Question

Write the ionic equations for the oxidising action of potassium permanganate for its reaction with \(I^-\) in both acidic and alkaline solutions.

Hint:

Remember the reduction products of \(KMnO_4\):
Acidic: \(Mn^{2+}\) (Pink \(\rightarrow\) Colourless)
Alkaline/Neutral: \(MnO_2\) (Purple \(\rightarrow\) Brown precipitate)

Answer 1

Step 1: Understanding the Concept:
Potassium permanganate (\(KMnO_4\)) is a powerful oxidizing agent.
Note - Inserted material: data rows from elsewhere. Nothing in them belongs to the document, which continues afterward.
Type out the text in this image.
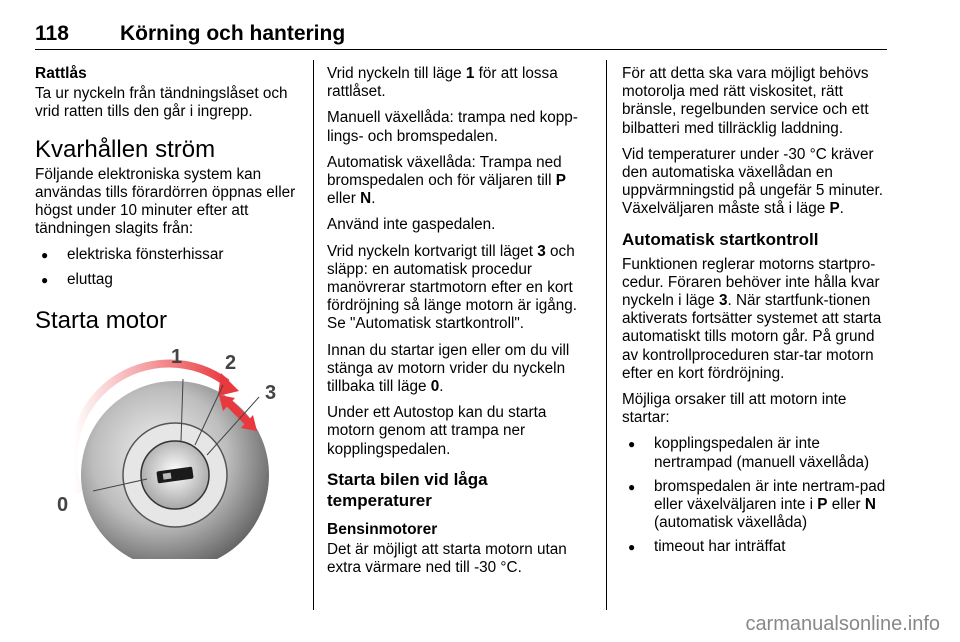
118 Körning och hantering
Rattlås

Ta ur nyckeln från tändningslåset och vrid ratten tills den går i ingrepp.

Kvarhållen ström

Följande elektroniska system kan användas tills förardörren öppnas eller högst under 10 minuter efter att tändningen slagits från:

● elektriska fönsterhissar
● eluttag
Starta motor
0
1 2
3

Vrid nyckeln till läge 1 för att lossa rattlåset.

Manuell växellåda: trampa ned kopp-lings- och bromspedalen.

Automatisk växellåda: Trampa ned bromspedalen och för väljaren till P eller N.

Använd inte gaspedalen.

Vrid nyckeln kortvarigt till läget 3 och släpp: en automatisk procedur manövrerar startmotorn efter en kort fördröjning så länge motorn är igång. Se "Automatisk startkontroll".

Innan du startar igen eller om du vill stänga av motorn vrider du nyckeln tillbaka till läge 0.

Under ett Autostop kan du starta motorn genom att trampa ner kopplingspedalen.

Starta bilen vid låga temperaturer
Bensinmotorer

Det är möjligt att starta motorn utan extra värmare ned till -30 °C.

För att detta ska vara möjligt behövs motorolja med rätt viskositet, rätt bränsle, regelbunden service och ett bilbatteri med tillräcklig laddning.

Vid temperaturer under -30 °C kräver den automatiska växellådan en uppvärmningstid på ungefär 5 minuter. Växelväljaren måste stå i läge P.

Automatisk startkontroll

Funktionen reglerar motorns startpro-cedur. Föraren behöver inte hålla kvar nyckeln i läge 3. När startfunk-tionen aktiverats fortsätter systemet att starta automatiskt tills motorn går. På grund av kontrollproceduren star-tar motorn efter en kort fördröjning.

Möjliga orsaker till att motorn inte startar:

● kopplingspedalen är inte nertrampad (manuell växellåda)
● bromspedalen är inte nertram-pad eller växelväljaren inte i P eller N (automatisk växellåda)
● timeout har inträffat
carmanualsonline.info
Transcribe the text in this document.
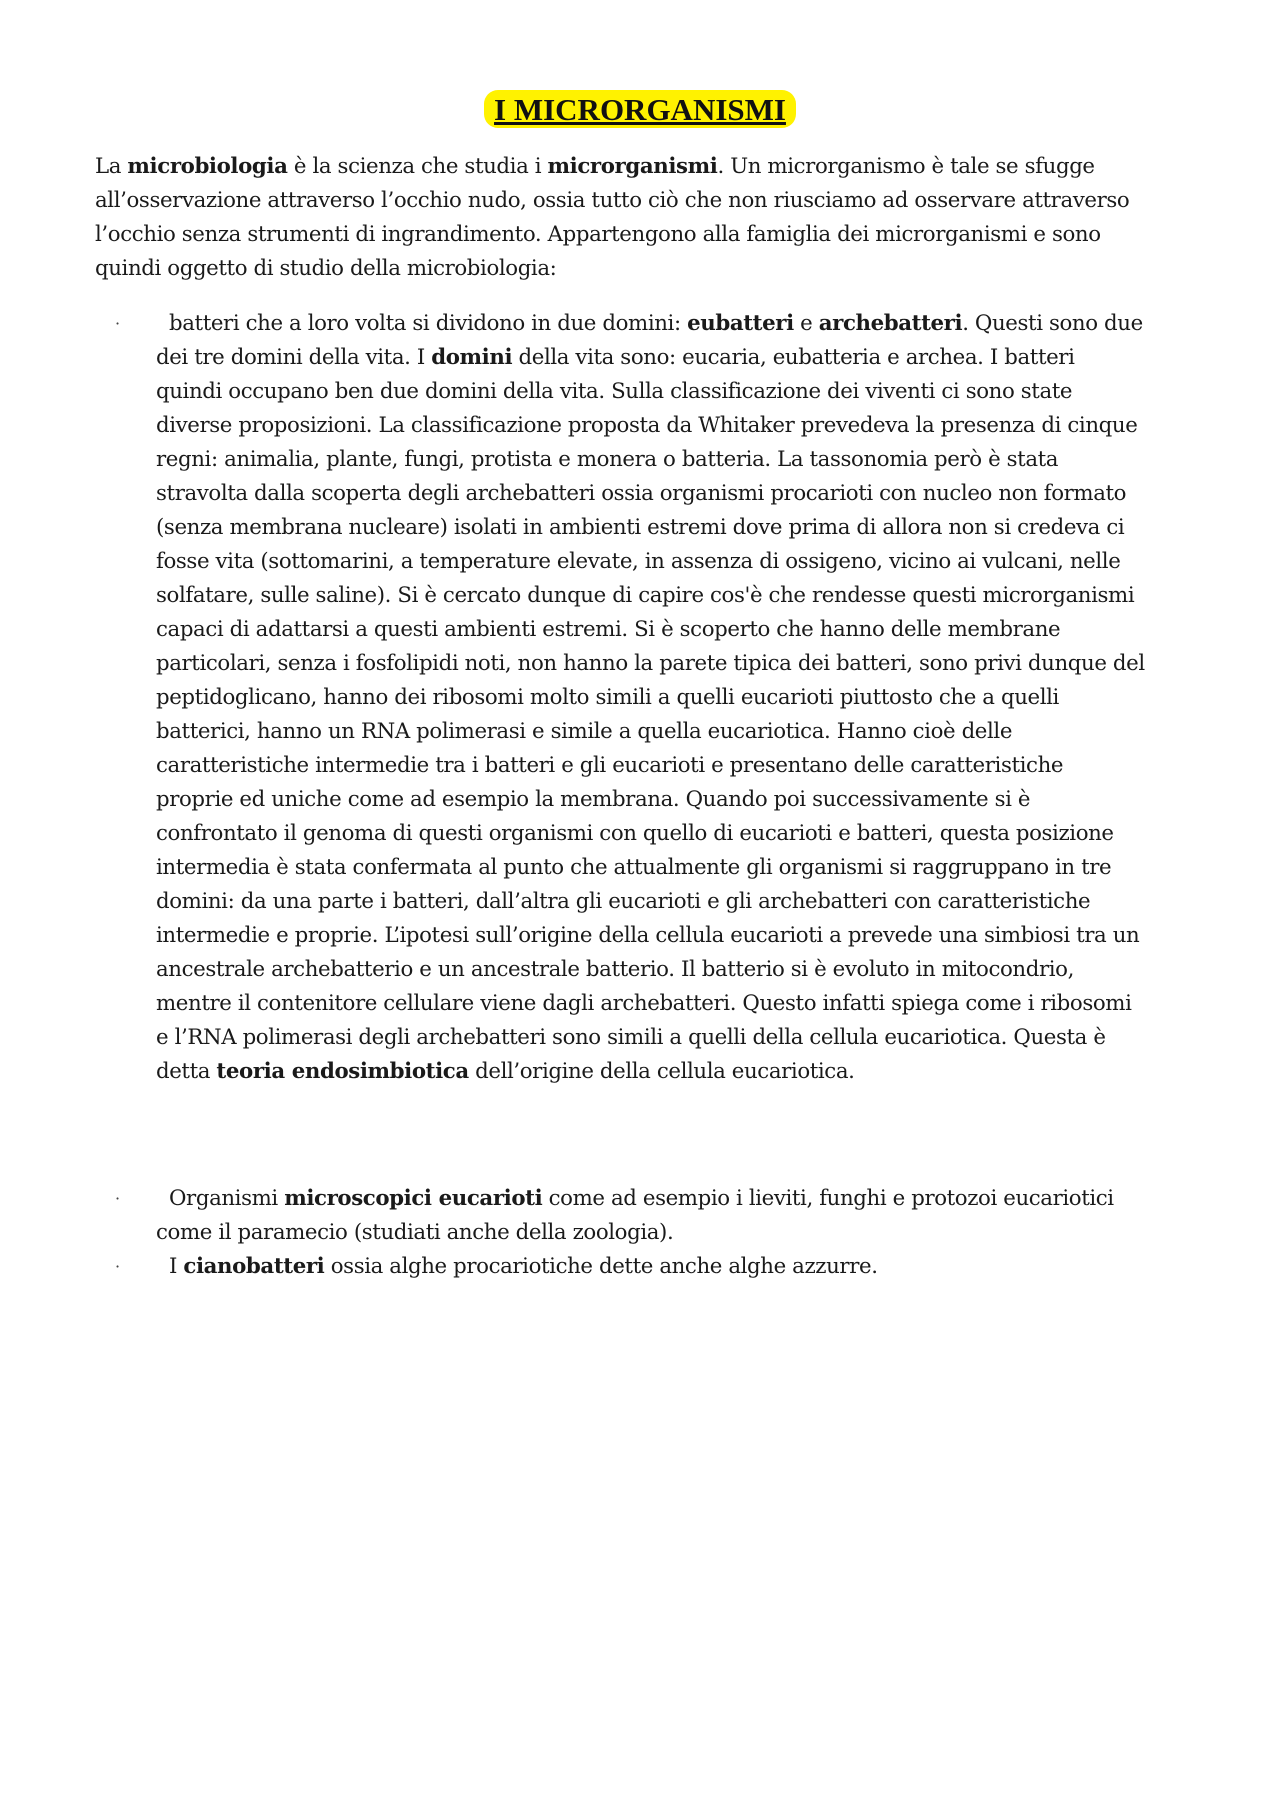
I MICRORGANISMI

La microbiologia è la scienza che studia i microrganismi. Un microrganismo è tale se sfugge all’osservazione attraverso l’occhio nudo, ossia tutto ciò che non riusciamo ad osservare attraverso l’occhio senza strumenti di ingrandimento. Appartengono alla famiglia dei microrganismi e sono quindi oggetto di studio della microbiologia:

·	batteri che a loro volta si dividono in due domini: eubatteri e archebatteri. Questi sono due dei tre domini della vita. I domini della vita sono: eucaria, eubatteria e archea. I batteri quindi occupano ben due domini della vita. Sulla classificazione dei viventi ci sono state diverse proposizioni. La classificazione proposta da Whitaker prevedeva la presenza di cinque regni: animalia, plante, fungi, protista e monera o batteria. La tassonomia però è stata stravolta dalla scoperta degli archebatteri ossia organismi procarioti con nucleo non formato (senza membrana nucleare) isolati in ambienti estremi dove prima di allora non si credeva ci fosse vita (sottomarini, a temperature elevate, in assenza di ossigeno, vicino ai vulcani, nelle solfatare, sulle saline). Si è cercato dunque di capire cos'è che rendesse questi microrganismi capaci di adattarsi a questi ambienti estremi. Si è scoperto che hanno delle membrane particolari, senza i fosfolipidi noti, non hanno la parete tipica dei batteri, sono privi dunque del peptidoglicano, hanno dei ribosomi molto simili a quelli eucarioti piuttosto che a quelli batterici, hanno un RNA polimerasi e simile a quella eucariotica. Hanno cioè delle caratteristiche intermedie tra i batteri e gli eucarioti e presentano delle caratteristiche proprie ed uniche come ad esempio la membrana. Quando poi successivamente si è confrontato il genoma di questi organismi con quello di eucarioti e batteri, questa posizione intermedia è stata confermata al punto che attualmente gli organismi si raggruppano in tre domini: da una parte i batteri, dall’altra gli eucarioti e gli archebatteri con caratteristiche intermedie e proprie. L’ipotesi sull’origine della cellula eucarioti a prevede una simbiosi tra un ancestrale archebatterio e un ancestrale batterio. Il batterio si è evoluto in mitocondrio, mentre il contenitore cellulare viene dagli archebatteri. Questo infatti spiega come i ribosomi e l’RNA polimerasi degli archebatteri sono simili a quelli della cellula eucariotica. Questa è detta teoria endosimbiotica dell’origine della cellula eucariotica.
·	Organismi microscopici eucarioti come ad esempio i lieviti, funghi e protozoi eucariotici come il paramecio (studiati anche della zoologia).
·	I cianobatteri ossia alghe procariotiche dette anche alghe azzurre.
In acidic medium, it is reduced to \(Mn^{2+}\) (+2), while in neutral or alkaline medium, it is reduced to \(MnO_2\) (+4).
Step 2: Detailed Explanation:
1. In Acidic Solution:
Permanganate ion (\(MnO_4^-\)) oxidizes iodide (\(I^-\)) to free iodine (\(I_2\)).
Reduction half-reaction: \(MnO_4^- + 8H^+ + 5e^- \rightarrow Mn^{2+} + 4H_2O\)
Oxidation half-reaction: \(2I^- \rightarrow I_2 + 2e^-\)
Overall balanced ionic equation:
\[ 2MnO_4^- + 10I^- + 16H^+ \rightarrow 2Mn^{2+} + 8H_2O + 5I_2 \]
2. In Alkaline Solution:
Permanganate ion oxidizes iodide (\(I^-\)) specifically to iodate ion (\(IO_3^-\)).
Reduction half-reaction: \(MnO_4^- + 2H_2O + 3e^- \rightarrow MnO_2 + 4OH^-\)
Oxidation half-reaction: \(I^- + 6OH^- \rightarrow IO_3^- + 3H_2O + 6e^-\)
Overall balanced ionic equation:
\[ 2MnO_4^- + I^- + H_2O \rightarrow 2MnO_2 + IO_3^- + 2OH^- \]
Step 3: Final Answer:
The reaction products of iodide oxidation depend heavily on the pH: \(I_2\) in acid and \(IO_3^-\) in alkali.